Mr. Ronald Russo, a teacher from the Religious Studies Department pictured below, added that a large number of alumni teachers could cause a “blindness to try new things” because of the comfort the teachers feel with the ideas and traditions they are already familiar with from having attended and worked at CCHS. In support of this idea, Mrs. Miner mentioned how it’s benefited her to have attended and taught at public high schools because she’s had, “first hand experience with schools that have a different tone or atmosphere.”
Because it is essential that a school’s faculty have a wide variety of ideas, approaches, and perspectives, a school like CCHS with such a substantial percentage of teachers who are alumni must remain vigilant in not becoming too set in its ways.

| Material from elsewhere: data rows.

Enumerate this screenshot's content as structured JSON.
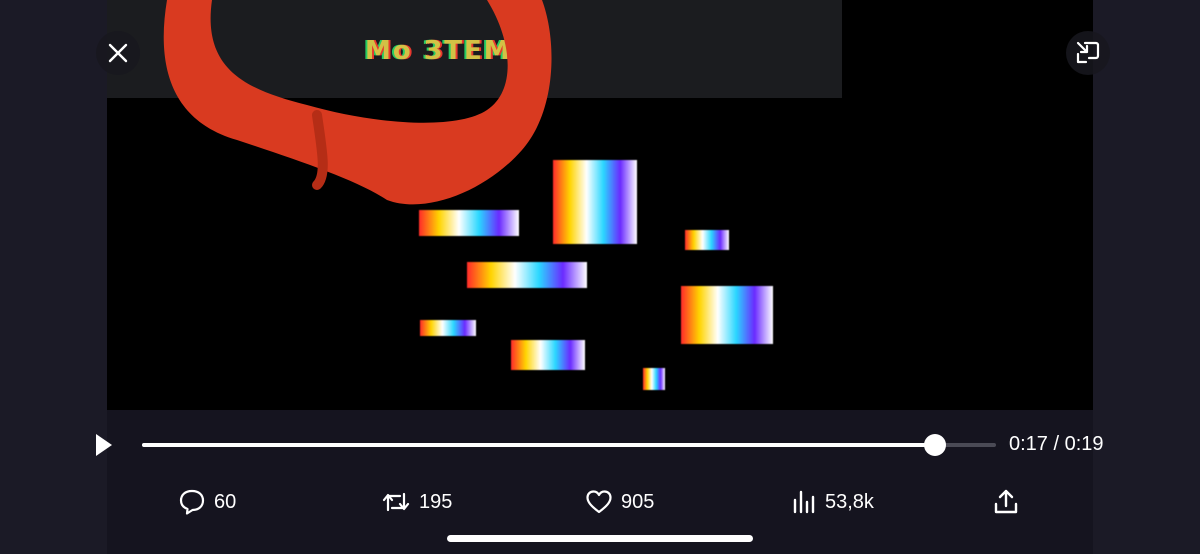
{
  "player": {
    "overlay_text": "Мо ЗТЕМА",
    "progress": 0.929,
    "time_display": "0:17 / 0:19",
    "close_icon": "close-icon",
    "restore_icon": "exit-fullscreen-icon",
    "play_icon": "play-icon"
  },
  "actions": {
    "replies": {
      "icon": "reply-icon",
      "count": "60"
    },
    "reposts": {
      "icon": "repost-icon",
      "count": "195"
    },
    "likes": {
      "icon": "heart-icon",
      "count": "905"
    },
    "views": {
      "icon": "views-chart-icon",
      "count": "53,8k"
    },
    "share": {
      "icon": "share-icon"
    }
  },
  "colors": {
    "background": "#15141f",
    "video_background": "#000000",
    "annotation_red": "#d93a20",
    "foreground": "#ffffff",
    "seek_track": "#4a4a55"
  }
}
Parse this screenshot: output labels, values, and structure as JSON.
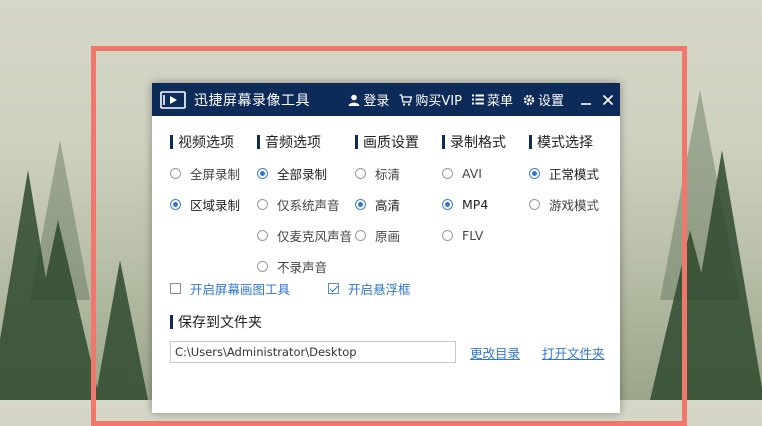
{
  "app": {
    "title": "迅捷屏幕录像工具"
  },
  "titlebar": {
    "login": "登录",
    "vip": "购买VIP",
    "menu": "菜单",
    "settings": "设置"
  },
  "columns": [
    {
      "heading": "视频选项",
      "options": [
        {
          "label": "全屏录制",
          "selected": false
        },
        {
          "label": "区域录制",
          "selected": true
        }
      ]
    },
    {
      "heading": "音频选项",
      "options": [
        {
          "label": "全部录制",
          "selected": true
        },
        {
          "label": "仅系统声音",
          "selected": false
        },
        {
          "label": "仅麦克风声音",
          "selected": false
        },
        {
          "label": "不录声音",
          "selected": false
        }
      ]
    },
    {
      "heading": "画质设置",
      "options": [
        {
          "label": "标清",
          "selected": false
        },
        {
          "label": "高清",
          "selected": true
        },
        {
          "label": "原画",
          "selected": false
        }
      ]
    },
    {
      "heading": "录制格式",
      "options": [
        {
          "label": "AVI",
          "selected": false
        },
        {
          "label": "MP4",
          "selected": true
        },
        {
          "label": "FLV",
          "selected": false
        }
      ]
    },
    {
      "heading": "模式选择",
      "options": [
        {
          "label": "正常模式",
          "selected": true
        },
        {
          "label": "游戏模式",
          "selected": false
        }
      ]
    }
  ],
  "checkboxes": [
    {
      "label": "开启屏幕画图工具",
      "checked": false
    },
    {
      "label": "开启悬浮框",
      "checked": true
    }
  ],
  "save": {
    "heading": "保存到文件夹",
    "path": "C:\\Users\\Administrator\\Desktop",
    "change_dir": "更改目录",
    "open_folder": "打开文件夹"
  },
  "colors": {
    "titlebar": "#0d2b58",
    "accent": "#2f78d2",
    "frame": "#f0776c"
  }
}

Despite these disadvantages however, all of the teachers interviewed agree that it is mostly beneficial to have a large portion of the faculty be graduates of the school. Teachers who graduated from CCHS may be better able to relate to the things current students are experiencing because they had a similar experience when they attended the school. Additionally, having these alumni teachers, as Mr. Benedetto stated, “creates a continuity for the student body … As much as things have changed [at Central Catholic], so much of the core is still the same,” and the values at the school have been consistent.
The teachers strive to carry on the traditions that our school takes pride in. Ms. Jowett noted that it was “important that [she] knew the systems of CCHS already and could use [her] own experience to help them” as she began teaching last year. Alumni teachers are beneficial to CCHS because they are able to pass on the “Marist family spirit,” as Mr. Russo calls it, to the next generation of Central Catholic students.

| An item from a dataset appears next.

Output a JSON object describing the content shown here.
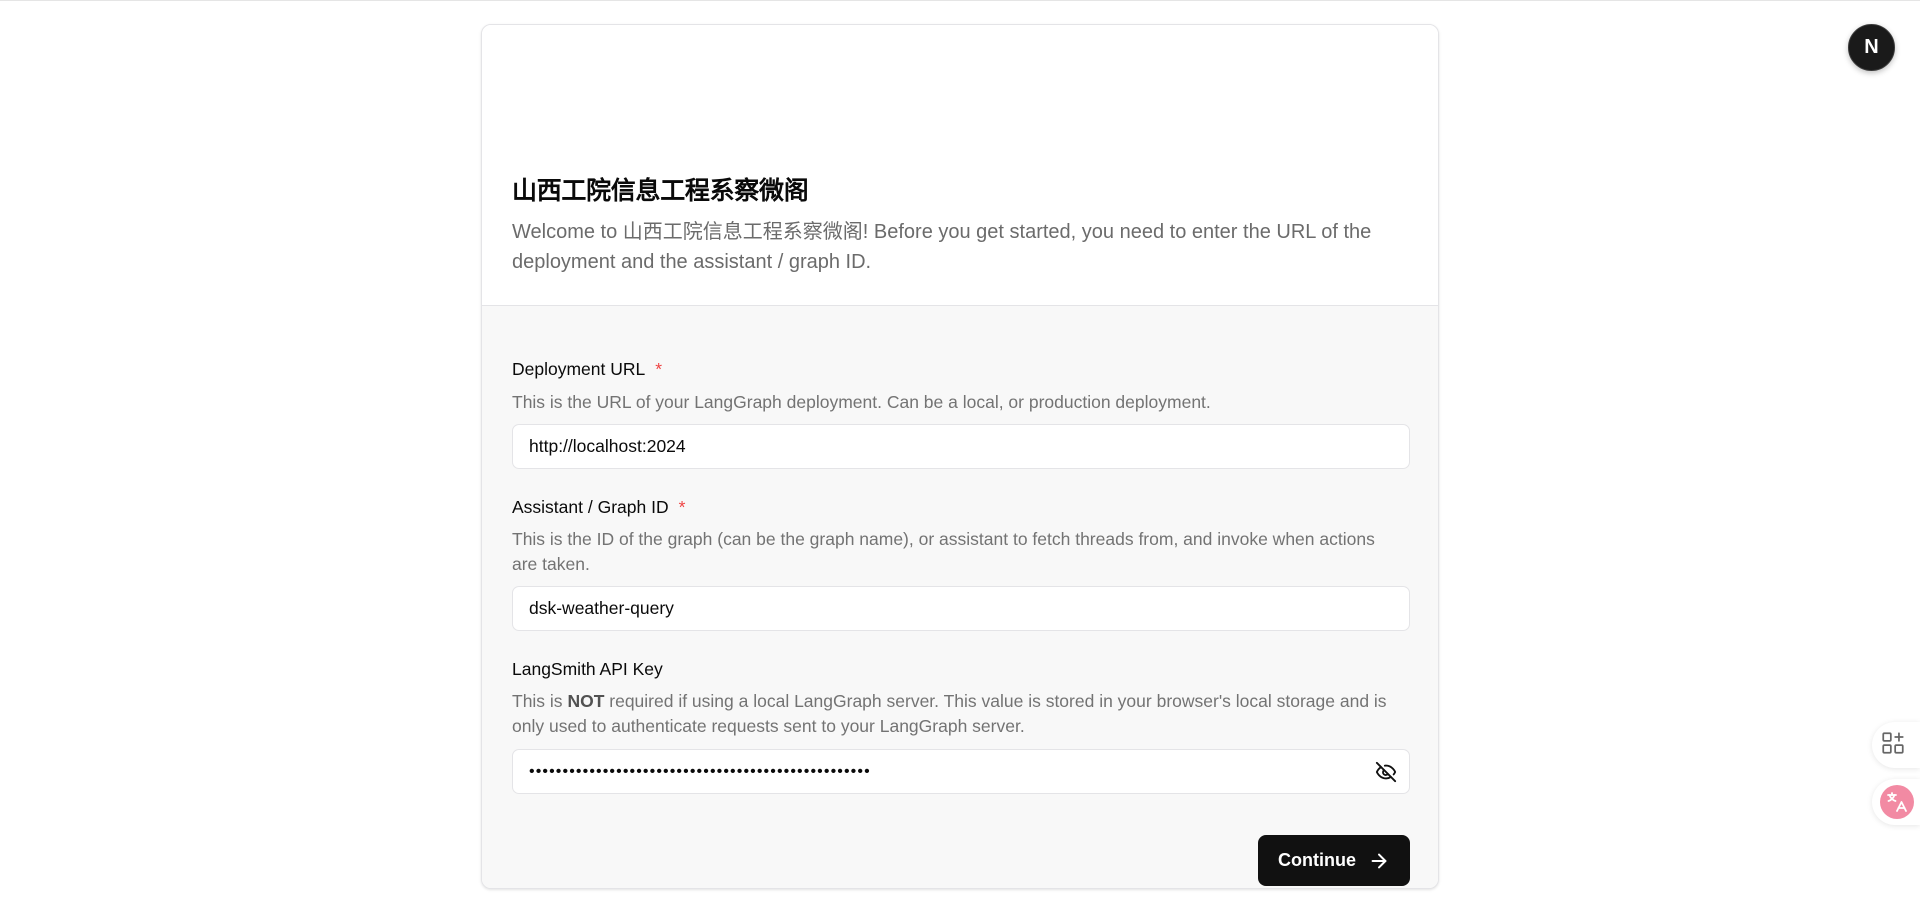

So, the question “why does Central Catholic have so many alumni teachers?” can be explained by the welcoming environment for both teachers and students and the positive relationships students form in all areas of student life here at CCHS (academic, extracurricular, and social). Some potential downsides to this phenomenon do exist: a lack of diverse academic backgrounds may hinder the development of new ideas and perspectives. However, this phenomenon is also very beneficial because it allows the school’s values and traditions to continue to live on in the faculty and student body.
“It speaks volumes … that so many alumni return to teach and/or coach at Central,” says Ms. Jowett. This is a sentiment which resonates with many students and faculty at Central Catholic. One can really get a sense of the quality of the school by how many students want to return, and it is striking how many students learn to call this school their home throughout their four years here. If a school is able to create an environment where so many feel at home, then it is no wonder that so many Central Catholic faculty and staff are also alumni.